My definition is a bit more holistic than most: Multicloud is a collection of public clouds, private clouds, and legacy systems (yes, I went there). Two or more public or private clouds must be present to be true multicloud. Legacy systems are optional but also good to include.
A charted representation of my definition looks like this:
Something I’ve learned over the years is that frameworks of any kind have to be generic and applicable to different problem domains. My representation includes most of what you’ll find in common multicloud deployments I see today.
If this seems complex, that’s the point. If the goal is to get a healthy multicloud deployment up and running, you’ll need most of these services. That list includes everything from cost governance, storage management, and cloud service brokers, as well as orchestration and process management—and those skills require qualified talent.
You’ll need a few more things, depending on your industry, such as compliance management. Figure on at least 20 percent to 30 percent more services to ultimately meet your business needs.
Note that my multicloud definition includes two core meta-layers:
Data-focused multicloud deals with everything that’s stored inside and outside of the public clouds. Cloud-native databases exist here, as do legacy databases that still remain on-premises. The idea is to manage these systems using common layers, such as management and monitoring, security, and abstraction.
Service-focused multicloud means that we deal with behavior/services and the data bound to those services from the lower layers of the architecture. It’s pretty much the same general idea as data-focused multicloud, in that we develop and manage services using common layers of technology that span from the clouds back to the enterprise data center.

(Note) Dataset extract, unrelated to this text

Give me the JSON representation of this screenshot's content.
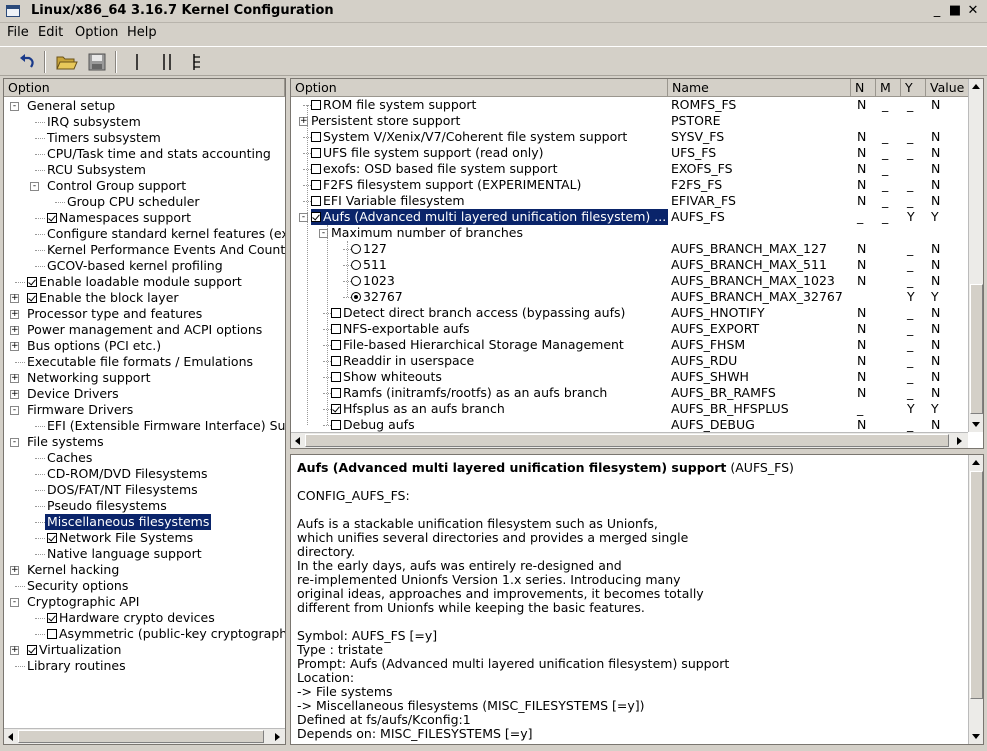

Of course, there is much more to both layers. Remember that the objective is to remove humans from having to deal with the cloud and noncloud complexity using automation and other approaches. This is the core objective of multicloud complexity management, and it seems to be growing in popularity as a rising number of enterprises get bogged down by manual ops processes and traditional tools.
Also note that this diagram depicts a multicloud that has very little to do with clouds, as I covered a few weeks ago. Indeed, the clouds become the source of the services and data, but the tougher problem is how you build systems in and between the public clouds, private clouds, and traditional data centers that can manage how both data and services are leveraged by the applications, depicted at the top of the diagram.
This is a new paradigm for staff who have only dealt with cloud-native services for the past several years. Now we must configure architectures that span technologies and create a more valuable layer to help build and deploy business solutions. This requires a step to define exactly what that architecture looks like at each level.